O Comando da Polícia Militar admitiu que houve falhas na fiscalização durante a prova, além da inadequada exposição ao sol de alguns candidatos.

Em novembro de 2013, após um recruta morrer no mesmo local durante um treinamento que provocou morte cerebral, insolação e queimaduras, o secretário de Segurança do Estado, José Mariano Beltrame, admitiu “excesso” dos instrutores, e o caso foi apurado como homicídio.
Em março deste ano, outro soldado morreu durante uma corrida. O inquérito ainda está em andamento, e a promotoria militar do Rio pediu novas diligências.

“O treinamento de alguns cursos, como de tropas especializadas, buscam levar o candidato ao limite psicológico e físico, mas sem expor a um risco de saúde, não há necessidade de isso", defende o ex-comandante da Tropa de Choque da PM de São Paulo, coronel Carlos Celso Savioli.

"Você pode levar a pessoa a um limite para mexer com o conforto pessoal, mas há um limite que se deve prever para não expor ao risco. A coisa mais importante é o material humano”, acrescenta o coronel.

Lacrimogêneo no camburão
Já no Espírito Santo, alunos de escola para agentes penitenciários ficaram trancados dentro de um carro tendo de aguentar alta carga de gás lacrimogêneo. A secretaria de Justiça instaurou uma sindicância para apurar abusos, mas o titular da pasta, Eugênio Ricas, já se adiantou, afirmando que "a princípio, não houve excesso".

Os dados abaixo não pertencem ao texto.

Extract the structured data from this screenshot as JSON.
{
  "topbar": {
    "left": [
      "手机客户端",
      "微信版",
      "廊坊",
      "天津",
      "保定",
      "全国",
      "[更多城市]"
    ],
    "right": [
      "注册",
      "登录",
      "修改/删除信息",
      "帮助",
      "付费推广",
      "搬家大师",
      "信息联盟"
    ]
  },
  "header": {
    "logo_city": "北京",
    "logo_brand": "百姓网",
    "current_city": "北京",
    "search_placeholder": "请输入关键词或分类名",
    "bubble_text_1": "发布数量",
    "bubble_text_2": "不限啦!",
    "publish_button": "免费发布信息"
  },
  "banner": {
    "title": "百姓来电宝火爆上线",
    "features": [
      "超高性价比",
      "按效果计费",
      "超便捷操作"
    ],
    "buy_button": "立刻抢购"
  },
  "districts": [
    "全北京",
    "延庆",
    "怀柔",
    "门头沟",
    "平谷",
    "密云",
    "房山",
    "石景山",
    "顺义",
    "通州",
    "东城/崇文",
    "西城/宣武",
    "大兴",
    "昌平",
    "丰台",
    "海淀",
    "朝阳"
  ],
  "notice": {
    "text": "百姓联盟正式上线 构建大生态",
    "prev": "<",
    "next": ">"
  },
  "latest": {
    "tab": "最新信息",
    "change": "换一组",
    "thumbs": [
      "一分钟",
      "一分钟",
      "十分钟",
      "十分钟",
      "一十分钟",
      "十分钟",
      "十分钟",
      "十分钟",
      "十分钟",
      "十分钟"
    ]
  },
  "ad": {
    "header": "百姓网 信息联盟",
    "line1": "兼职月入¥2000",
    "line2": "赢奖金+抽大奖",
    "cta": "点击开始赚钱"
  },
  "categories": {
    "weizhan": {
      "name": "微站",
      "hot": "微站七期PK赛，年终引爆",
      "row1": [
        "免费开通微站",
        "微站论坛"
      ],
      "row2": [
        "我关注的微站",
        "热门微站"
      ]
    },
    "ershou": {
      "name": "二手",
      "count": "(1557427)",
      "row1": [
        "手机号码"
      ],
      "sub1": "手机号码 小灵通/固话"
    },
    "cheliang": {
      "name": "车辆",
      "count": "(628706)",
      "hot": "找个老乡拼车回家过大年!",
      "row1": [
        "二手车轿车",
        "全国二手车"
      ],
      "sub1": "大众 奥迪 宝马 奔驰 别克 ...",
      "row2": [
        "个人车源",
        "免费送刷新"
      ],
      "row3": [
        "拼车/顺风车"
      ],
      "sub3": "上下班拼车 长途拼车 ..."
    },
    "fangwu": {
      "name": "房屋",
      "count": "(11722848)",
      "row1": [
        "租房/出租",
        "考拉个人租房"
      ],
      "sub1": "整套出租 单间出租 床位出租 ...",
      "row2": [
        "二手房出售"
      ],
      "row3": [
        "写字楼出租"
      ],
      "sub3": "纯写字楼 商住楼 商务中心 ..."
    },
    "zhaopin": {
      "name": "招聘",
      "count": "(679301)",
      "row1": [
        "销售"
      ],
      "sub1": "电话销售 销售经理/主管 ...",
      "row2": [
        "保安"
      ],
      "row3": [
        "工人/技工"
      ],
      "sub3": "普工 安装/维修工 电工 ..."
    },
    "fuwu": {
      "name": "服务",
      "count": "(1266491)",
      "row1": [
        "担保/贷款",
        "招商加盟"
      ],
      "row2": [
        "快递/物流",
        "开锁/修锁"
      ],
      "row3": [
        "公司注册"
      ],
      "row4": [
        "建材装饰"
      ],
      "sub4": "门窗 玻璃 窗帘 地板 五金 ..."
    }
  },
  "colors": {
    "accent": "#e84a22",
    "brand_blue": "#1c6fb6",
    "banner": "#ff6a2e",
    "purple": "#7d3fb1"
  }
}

“O primeiro limite destes cursos é o risco zero à integridade física. É essencial que os profissionais passem por treinamento com gás. Eu não quero que um PM ou agente entre em pânico em uma situação assim. Mas nunca se usa gás em ambiente confinado: alguém pode entrar em desespero e se jogar pela janela ou provocar tumulto”, diz José Vicente.

A recomendação da Condor, fabricante de gás lacrimogêneo no Brasil, é que “o material operacional do gás deve se dar em ambientes abertos e seus efeitos cessam em 20 minutos, sem qualquer risco à saúde quando utilizado dessa forma”. A fabricante diz que não pode determinar padrões para os treinamentos dos agentes da lei.